Deep Trek

The chief of the Hunters of the Sun glanced at her wrist chron. Just forty-five minutes had passed since Nanci Simms had butchered two experienced guards and broken out of the compound with an important prisoner. She wouldn’t have gotten too far away in less than an hour.

The red button on her desk intercom brought an instant response from her assistant. “Yes, Chief?”

“Get the chopper out.”

“Now?”

“No. I thought around about the end of February would be a real good time.”

“Sorry, Chief.”

“Being sorry doesn’t butter the turnips, does it?”

“No.”

“I want a search for that woman. We know what she’s driving. Probably she’ll have headed north. Toward where we think… Then again, she might try and second- or third-guess us. Tell the pilot to sector the land for… for fifty miles around.”

“That takes us to the hills.”

“Yes.”

“We don’t have too much gas for the chopper at this particular temporal window, Chief. Difficult to get our hands on more of it right now.”

“We’ll manage.”

“Sure, Chief.”

IT WASN’T too much of a surprise to Margaret Tabor when the helicopter pilot reported back to her two hours later. “Fuel arrow was down in the red, Chief.”

“So I would expect. And you found nothing.” It was a plain, calm statement, not a question. But the woman pilot chose to treat it as a question. “Nothing. Spotlight picked up tracks, heading off into the back country. Toward the north. Then they went onto a ribbon of old blacktop, and that was where I lost it. Quartered the whole area. Long as I could.”

“Don’t feel bad about it. Looks like we thought we had us an old, harmless sheep in our trap. Turned out we caught a real vicious wolverine.”

Chapter Twenty-Eight

It was Jeanne who finally managed to persuade Henderson McGill to stop the hopeless task of trying to retrieve the buried corpse of Angel McGill.

The others had all tried.

After the thunderous avalanche had swept half a mountain of thawing snow down the steep cliff, erasing the woman from life in a handful of seconds, the whole family had rushed to the scene. Paul had been there first, skiing from the other side of the broad valley, slicing across with speed and control, glancing up above him to see whether there was any danger of a further fall. But the rock face had been scoured clear.

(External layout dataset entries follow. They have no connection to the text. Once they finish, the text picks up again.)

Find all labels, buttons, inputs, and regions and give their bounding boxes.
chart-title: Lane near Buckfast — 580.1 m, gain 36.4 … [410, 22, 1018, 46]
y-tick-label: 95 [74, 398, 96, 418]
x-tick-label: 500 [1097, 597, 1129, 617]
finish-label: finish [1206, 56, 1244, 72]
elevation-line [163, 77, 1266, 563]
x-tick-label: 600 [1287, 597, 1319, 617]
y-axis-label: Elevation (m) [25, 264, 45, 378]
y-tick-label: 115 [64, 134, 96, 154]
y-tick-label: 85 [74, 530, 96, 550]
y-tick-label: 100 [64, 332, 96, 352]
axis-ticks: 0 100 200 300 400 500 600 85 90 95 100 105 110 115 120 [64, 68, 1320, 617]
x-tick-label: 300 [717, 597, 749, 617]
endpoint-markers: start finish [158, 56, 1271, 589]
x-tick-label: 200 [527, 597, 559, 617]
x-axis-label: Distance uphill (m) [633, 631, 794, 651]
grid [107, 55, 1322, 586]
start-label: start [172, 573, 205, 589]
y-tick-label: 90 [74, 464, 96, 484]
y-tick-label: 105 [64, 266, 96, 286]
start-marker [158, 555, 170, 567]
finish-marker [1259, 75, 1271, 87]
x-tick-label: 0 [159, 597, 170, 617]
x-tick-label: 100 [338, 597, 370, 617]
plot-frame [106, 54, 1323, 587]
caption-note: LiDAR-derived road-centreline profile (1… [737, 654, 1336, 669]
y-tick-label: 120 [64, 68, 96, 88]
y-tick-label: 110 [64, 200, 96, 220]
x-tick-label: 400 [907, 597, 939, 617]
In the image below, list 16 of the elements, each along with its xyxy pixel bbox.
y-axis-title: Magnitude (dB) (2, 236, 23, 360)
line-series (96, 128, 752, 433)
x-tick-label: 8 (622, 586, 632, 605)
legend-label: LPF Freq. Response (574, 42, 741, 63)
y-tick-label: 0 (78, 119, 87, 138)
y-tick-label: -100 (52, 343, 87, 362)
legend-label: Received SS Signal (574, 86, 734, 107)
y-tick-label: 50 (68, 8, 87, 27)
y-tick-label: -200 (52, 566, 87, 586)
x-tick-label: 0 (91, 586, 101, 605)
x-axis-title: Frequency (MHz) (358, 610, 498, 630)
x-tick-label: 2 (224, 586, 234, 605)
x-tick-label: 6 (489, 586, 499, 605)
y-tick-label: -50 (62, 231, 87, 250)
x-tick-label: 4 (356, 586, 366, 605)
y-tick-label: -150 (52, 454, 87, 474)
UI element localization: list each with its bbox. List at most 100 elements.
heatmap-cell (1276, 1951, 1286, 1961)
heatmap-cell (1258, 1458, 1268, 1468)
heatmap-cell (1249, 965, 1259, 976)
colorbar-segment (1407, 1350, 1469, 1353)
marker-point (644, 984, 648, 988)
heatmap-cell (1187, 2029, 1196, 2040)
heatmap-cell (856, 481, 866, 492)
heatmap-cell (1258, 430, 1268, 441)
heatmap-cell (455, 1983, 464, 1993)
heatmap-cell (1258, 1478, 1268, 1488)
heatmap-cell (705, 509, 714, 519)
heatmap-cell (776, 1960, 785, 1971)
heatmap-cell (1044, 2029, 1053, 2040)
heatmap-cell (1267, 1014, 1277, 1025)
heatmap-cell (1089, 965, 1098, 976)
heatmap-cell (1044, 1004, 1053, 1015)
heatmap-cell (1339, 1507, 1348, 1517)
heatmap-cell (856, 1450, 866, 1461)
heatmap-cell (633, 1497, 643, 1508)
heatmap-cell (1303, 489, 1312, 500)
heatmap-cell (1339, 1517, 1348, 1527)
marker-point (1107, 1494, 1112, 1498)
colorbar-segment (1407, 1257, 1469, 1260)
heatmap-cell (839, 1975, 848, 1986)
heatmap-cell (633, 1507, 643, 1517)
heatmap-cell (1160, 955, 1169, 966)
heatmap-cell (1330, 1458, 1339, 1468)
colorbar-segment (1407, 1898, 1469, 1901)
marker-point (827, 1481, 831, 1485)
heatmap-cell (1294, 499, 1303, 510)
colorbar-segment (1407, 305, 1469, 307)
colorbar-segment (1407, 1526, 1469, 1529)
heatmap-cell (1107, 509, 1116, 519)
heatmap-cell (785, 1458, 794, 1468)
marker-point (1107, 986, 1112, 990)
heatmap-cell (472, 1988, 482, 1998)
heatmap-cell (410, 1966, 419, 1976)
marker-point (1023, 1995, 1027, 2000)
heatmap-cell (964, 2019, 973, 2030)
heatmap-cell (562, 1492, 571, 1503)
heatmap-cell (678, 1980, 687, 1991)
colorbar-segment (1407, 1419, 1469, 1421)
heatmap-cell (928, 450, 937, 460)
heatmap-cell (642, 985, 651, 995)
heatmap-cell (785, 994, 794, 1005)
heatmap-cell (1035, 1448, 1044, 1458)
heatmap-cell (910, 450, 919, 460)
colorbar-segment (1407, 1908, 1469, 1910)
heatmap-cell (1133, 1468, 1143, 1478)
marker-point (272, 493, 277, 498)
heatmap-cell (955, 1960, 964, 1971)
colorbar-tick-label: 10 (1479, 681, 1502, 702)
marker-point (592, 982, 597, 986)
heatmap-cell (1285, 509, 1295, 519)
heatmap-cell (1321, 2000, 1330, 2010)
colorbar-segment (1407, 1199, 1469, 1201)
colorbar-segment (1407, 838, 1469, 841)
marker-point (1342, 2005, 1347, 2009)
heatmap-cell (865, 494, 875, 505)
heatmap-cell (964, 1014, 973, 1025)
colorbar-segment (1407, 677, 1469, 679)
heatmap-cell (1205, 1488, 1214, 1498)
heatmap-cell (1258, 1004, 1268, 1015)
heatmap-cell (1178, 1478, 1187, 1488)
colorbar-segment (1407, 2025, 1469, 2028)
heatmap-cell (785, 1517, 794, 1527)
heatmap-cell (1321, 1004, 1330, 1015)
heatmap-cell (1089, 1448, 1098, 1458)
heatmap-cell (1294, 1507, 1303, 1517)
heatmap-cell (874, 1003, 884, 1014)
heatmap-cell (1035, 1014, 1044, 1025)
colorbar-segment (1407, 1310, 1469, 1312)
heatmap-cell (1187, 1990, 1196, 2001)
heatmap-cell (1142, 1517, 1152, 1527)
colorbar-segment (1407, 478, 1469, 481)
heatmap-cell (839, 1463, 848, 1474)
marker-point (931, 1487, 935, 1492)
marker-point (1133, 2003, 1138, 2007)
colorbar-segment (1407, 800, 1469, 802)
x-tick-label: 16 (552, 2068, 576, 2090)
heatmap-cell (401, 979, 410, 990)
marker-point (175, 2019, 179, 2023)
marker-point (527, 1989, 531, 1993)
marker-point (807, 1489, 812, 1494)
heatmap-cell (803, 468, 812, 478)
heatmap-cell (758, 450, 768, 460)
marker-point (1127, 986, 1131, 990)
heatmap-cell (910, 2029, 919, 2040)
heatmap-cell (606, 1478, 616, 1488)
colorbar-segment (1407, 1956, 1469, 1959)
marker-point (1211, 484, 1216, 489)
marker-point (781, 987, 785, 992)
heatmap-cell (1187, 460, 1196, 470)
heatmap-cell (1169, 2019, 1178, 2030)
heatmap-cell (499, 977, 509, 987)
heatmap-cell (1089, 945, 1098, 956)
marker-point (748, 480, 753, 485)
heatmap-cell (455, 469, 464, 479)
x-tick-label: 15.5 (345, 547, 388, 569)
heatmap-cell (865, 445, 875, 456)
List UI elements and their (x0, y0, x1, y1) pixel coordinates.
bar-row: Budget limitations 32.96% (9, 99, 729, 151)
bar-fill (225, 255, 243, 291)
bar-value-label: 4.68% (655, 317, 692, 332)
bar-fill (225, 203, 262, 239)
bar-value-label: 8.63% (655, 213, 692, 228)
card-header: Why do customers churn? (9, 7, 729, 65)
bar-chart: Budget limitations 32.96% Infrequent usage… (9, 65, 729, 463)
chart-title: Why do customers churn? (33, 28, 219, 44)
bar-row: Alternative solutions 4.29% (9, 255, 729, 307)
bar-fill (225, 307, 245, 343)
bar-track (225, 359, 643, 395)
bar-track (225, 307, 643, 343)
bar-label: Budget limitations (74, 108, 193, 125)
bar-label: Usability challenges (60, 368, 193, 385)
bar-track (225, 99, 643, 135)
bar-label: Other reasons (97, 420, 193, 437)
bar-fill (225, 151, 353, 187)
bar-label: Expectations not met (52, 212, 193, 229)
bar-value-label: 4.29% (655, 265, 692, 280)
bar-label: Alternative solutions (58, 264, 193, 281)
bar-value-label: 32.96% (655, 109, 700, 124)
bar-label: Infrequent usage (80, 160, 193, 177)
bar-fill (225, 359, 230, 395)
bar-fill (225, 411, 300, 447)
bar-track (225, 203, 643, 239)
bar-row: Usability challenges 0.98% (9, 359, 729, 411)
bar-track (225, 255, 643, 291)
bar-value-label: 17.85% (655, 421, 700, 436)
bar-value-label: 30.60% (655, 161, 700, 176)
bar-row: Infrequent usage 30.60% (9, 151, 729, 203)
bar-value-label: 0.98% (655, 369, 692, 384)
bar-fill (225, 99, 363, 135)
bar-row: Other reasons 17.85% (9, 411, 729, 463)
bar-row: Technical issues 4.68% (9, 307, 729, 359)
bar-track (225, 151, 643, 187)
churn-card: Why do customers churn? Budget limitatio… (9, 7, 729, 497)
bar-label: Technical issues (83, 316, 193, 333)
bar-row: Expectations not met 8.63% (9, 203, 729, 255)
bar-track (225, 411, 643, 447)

By the time Mac himself had strapped on a pair of skis from the back of the Phantasm and lumbered clumsily to join the others, there was only silence. The spray and turbulence of the avalanche was over. Already there were dozens of birds appearing, eager to find whether any potential food might have been revealed from beneath the snow cover.

Mac had slung a shovel across his shoulders as he left the huge RV. While the others looked unbelievingly at the massive fall, he had started digging, working like a demented fury, clawing his way into the mixture of snow and water and mud.

“No point, Dad,” said Paul. “We don’t even know where she might be.” The mountainous pile was fully three hundred yards long and at least forty feet high.

“There’s a chance,” Mac had panted.

But there had never been any sort of a chance.

It took Jeanne’s hand on his arm to persuade Mac to finally give up the pointless, hopeless struggle. His own hands were blistered and raw, his back a tangle of strained muscle.

“Come in, love,” said Jeanne gently.

“She’s gone.” He straightened painfully, dropping the scratched shovel at his feet. “By God, but she’s gone. Just plucked away from us. No goodbyes.”

“It’s often the way.” Jeanne looked around. “Thaw’s still going on.”

“Yeah. I guess we… Oh, Christ!” His hands covered his face, shoulders heaving. Jeanne put her arms tightly around him and held him like a child while the sorrow shook him. She hugged him and whispered her love.

Eventually Mac sighed, swallowing hard and trying for a smile. “All right, now,” he said softly. “I can deal with it. But there’s so much damnable death around. Seems that where I let my shadow fall, somebody goes to meet their Maker. It’s not rightly fair, Jeanne.”